The protest would be long enough for the activists to let other students know that there was a resistance movement against the dictatorship.
Eventually, as the movement against the regime grew stronger, the protests became longer and more daring.
By the time I entered UP in the early 1980s, activism defined UP culture. UP students were always prepared to face off with bullies. They simply don’t back down.
I’m a bit ashamed to admit it took me a while to embrace this view. A UP-led campaign in 1984 helped.
That year, led by our student council chair Lean Alejandro, UP students staged a series of weekly marches on Mendiola toward Malacanang. I was then editor of the UP Collegian and about an hour before the start of our third march, on July 6, 1984, I had a meeting with Lean who said there were reports the dictator had had enough.
“They’re going to disperse us,” Lean said.
“So do we go on with the march?” I asked.
It was a dumb question from someone who was supposed a UP activist, and Lean answered immediately: “Of course.”
Of course, we were not going to back down. Of course, we were not going to let ourselves be intimidated by a thug. Of course, we were going to march despite the threat of violence from a bully.

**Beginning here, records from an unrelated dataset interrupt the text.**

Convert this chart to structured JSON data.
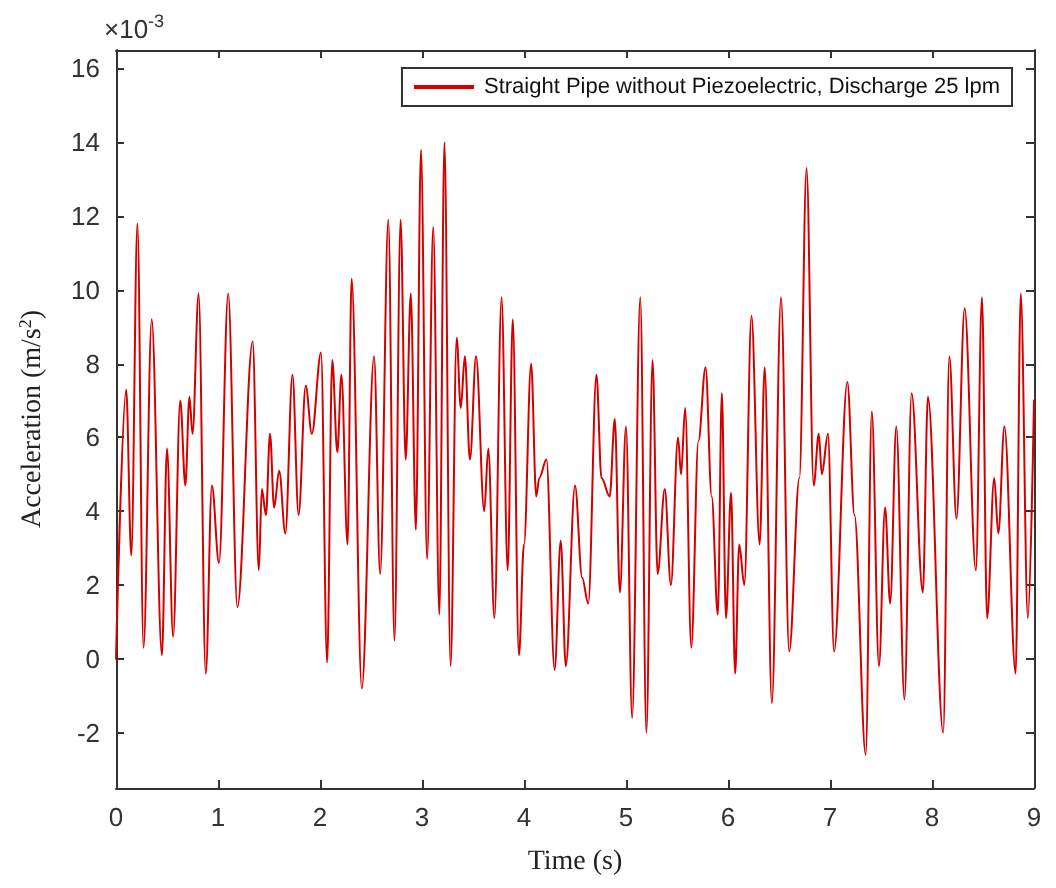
{
  "chart_data": {
    "type": "line",
    "xlabel": "Time (s)",
    "ylabel": "Acceleration (m/s$^{2}$)",
    "annotations": [
      "×10$^{-3}$"
    ],
    "xlim": [
      0,
      9
    ],
    "xticks": [
      0,
      1,
      2,
      3,
      4,
      5,
      6,
      7,
      8,
      9
    ],
    "ylim": [
      -3.5,
      16.5
    ],
    "yticks": [
      -2,
      0,
      2,
      4,
      6,
      8,
      10,
      12,
      14,
      16
    ],
    "grid": false,
    "legend": "top right",
    "marker": "none",
    "line_style": "solid",
    "series": [
      {
        "name": "Straight Pipe without Piezoelectric, Discharge 25 lpm",
        "color": "#d40000",
        "x": [
          0,
          0.1,
          0.15,
          0.21,
          0.27,
          0.35,
          0.45,
          0.5,
          0.56,
          0.63,
          0.68,
          0.72,
          0.75,
          0.81,
          0.88,
          0.94,
          1.01,
          1.1,
          1.19,
          1.34,
          1.4,
          1.43,
          1.47,
          1.51,
          1.55,
          1.6,
          1.66,
          1.73,
          1.79,
          1.86,
          1.92,
          2.01,
          2.07,
          2.12,
          2.17,
          2.21,
          2.27,
          2.31,
          2.41,
          2.53,
          2.59,
          2.67,
          2.73,
          2.79,
          2.84,
          2.89,
          2.94,
          2.99,
          3.05,
          3.11,
          3.17,
          3.22,
          3.28,
          3.34,
          3.38,
          3.42,
          3.47,
          3.53,
          3.61,
          3.65,
          3.71,
          3.78,
          3.84,
          3.89,
          3.95,
          4.0,
          4.07,
          4.12,
          4.15,
          4.22,
          4.3,
          4.36,
          4.41,
          4.5,
          4.57,
          4.63,
          4.71,
          4.76,
          4.84,
          4.89,
          4.94,
          5.0,
          5.06,
          5.14,
          5.2,
          5.26,
          5.31,
          5.38,
          5.44,
          5.51,
          5.54,
          5.58,
          5.64,
          5.71,
          5.78,
          5.84,
          5.9,
          5.94,
          5.98,
          6.03,
          6.07,
          6.11,
          6.16,
          6.23,
          6.31,
          6.36,
          6.43,
          6.52,
          6.6,
          6.7,
          6.77,
          6.84,
          6.89,
          6.92,
          6.98,
          7.04,
          7.17,
          7.24,
          7.35,
          7.41,
          7.48,
          7.54,
          7.59,
          7.65,
          7.73,
          7.8,
          7.91,
          7.96,
          8.11,
          8.17,
          8.24,
          8.32,
          8.43,
          8.49,
          8.54,
          8.61,
          8.65,
          8.71,
          8.82,
          8.87,
          8.94,
          9.0
        ],
        "values": [
          0.0,
          7.3,
          2.8,
          11.8,
          0.3,
          9.2,
          0.1,
          5.7,
          0.6,
          7.0,
          4.7,
          7.1,
          6.1,
          9.9,
          -0.4,
          4.7,
          2.6,
          9.9,
          1.4,
          8.6,
          2.4,
          4.6,
          3.9,
          6.1,
          4.1,
          5.1,
          3.4,
          7.7,
          3.9,
          7.4,
          6.1,
          8.3,
          -0.1,
          8.1,
          5.6,
          7.7,
          3.1,
          10.3,
          -0.8,
          8.2,
          2.3,
          11.9,
          0.5,
          11.9,
          5.4,
          9.9,
          3.5,
          13.8,
          2.7,
          11.7,
          1.2,
          14.0,
          -0.2,
          8.7,
          6.8,
          8.2,
          5.4,
          8.2,
          4.0,
          5.7,
          1.1,
          9.8,
          2.4,
          9.2,
          0.1,
          3.1,
          8.0,
          4.4,
          4.9,
          5.4,
          -0.3,
          3.2,
          -0.2,
          4.7,
          2.2,
          1.5,
          7.7,
          4.9,
          4.4,
          6.5,
          1.8,
          6.3,
          -1.6,
          9.8,
          -2.0,
          8.1,
          2.3,
          4.6,
          2.0,
          6.0,
          5.0,
          6.8,
          0.3,
          5.9,
          7.9,
          4.4,
          1.2,
          7.2,
          1.1,
          4.5,
          -0.4,
          3.1,
          2.0,
          9.3,
          3.1,
          7.9,
          -1.2,
          9.8,
          0.2,
          4.9,
          13.3,
          4.7,
          6.1,
          5.0,
          6.1,
          0.2,
          7.5,
          3.9,
          -2.6,
          6.7,
          -0.2,
          4.1,
          1.5,
          6.3,
          -1.1,
          7.2,
          1.8,
          7.1,
          -2.0,
          8.2,
          3.8,
          9.5,
          2.4,
          9.8,
          1.1,
          4.9,
          3.4,
          6.3,
          -0.4,
          9.9,
          1.1,
          7.0
        ]
      }
    ]
  }
}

We got tear-gassed that afternoon, forced to disperse before regrouping near Espana. The dictator won that round. He showed us who’s the boss.
But not for long.
The following week, on July 13, UP students were back. This time there were more of us, including delegations from other schools and other sectors. We know what happened afterward. An even bigger demonstration finally kicked the dictator out.
Lean is famous for the quote: “The line of fire is the place of honor.”
It’s not a perspective that would be embraced by all UP students or students from other elite universities for whom the place of honor is the corner office or the corridors of political power or the presidential palace.
But in times of repression, when thugs are once again in charge, you can expect the UP aktibista to step forward to take his or her place in the line of fire.
That’s what those UP students who annoyed Duterte did. I couldn’t help smiling when when I read the follow-up INQUIRER.net story on how the UP students reacted to Duterte threat to kick them out: “You drop out.”
That is so UP, so defiant, so totally unafraid to take on of taking on a thug.
“Sige lang,” I thought. “Sulong lang (Keep going). Patuloy ninyo lang ang kwento natin.”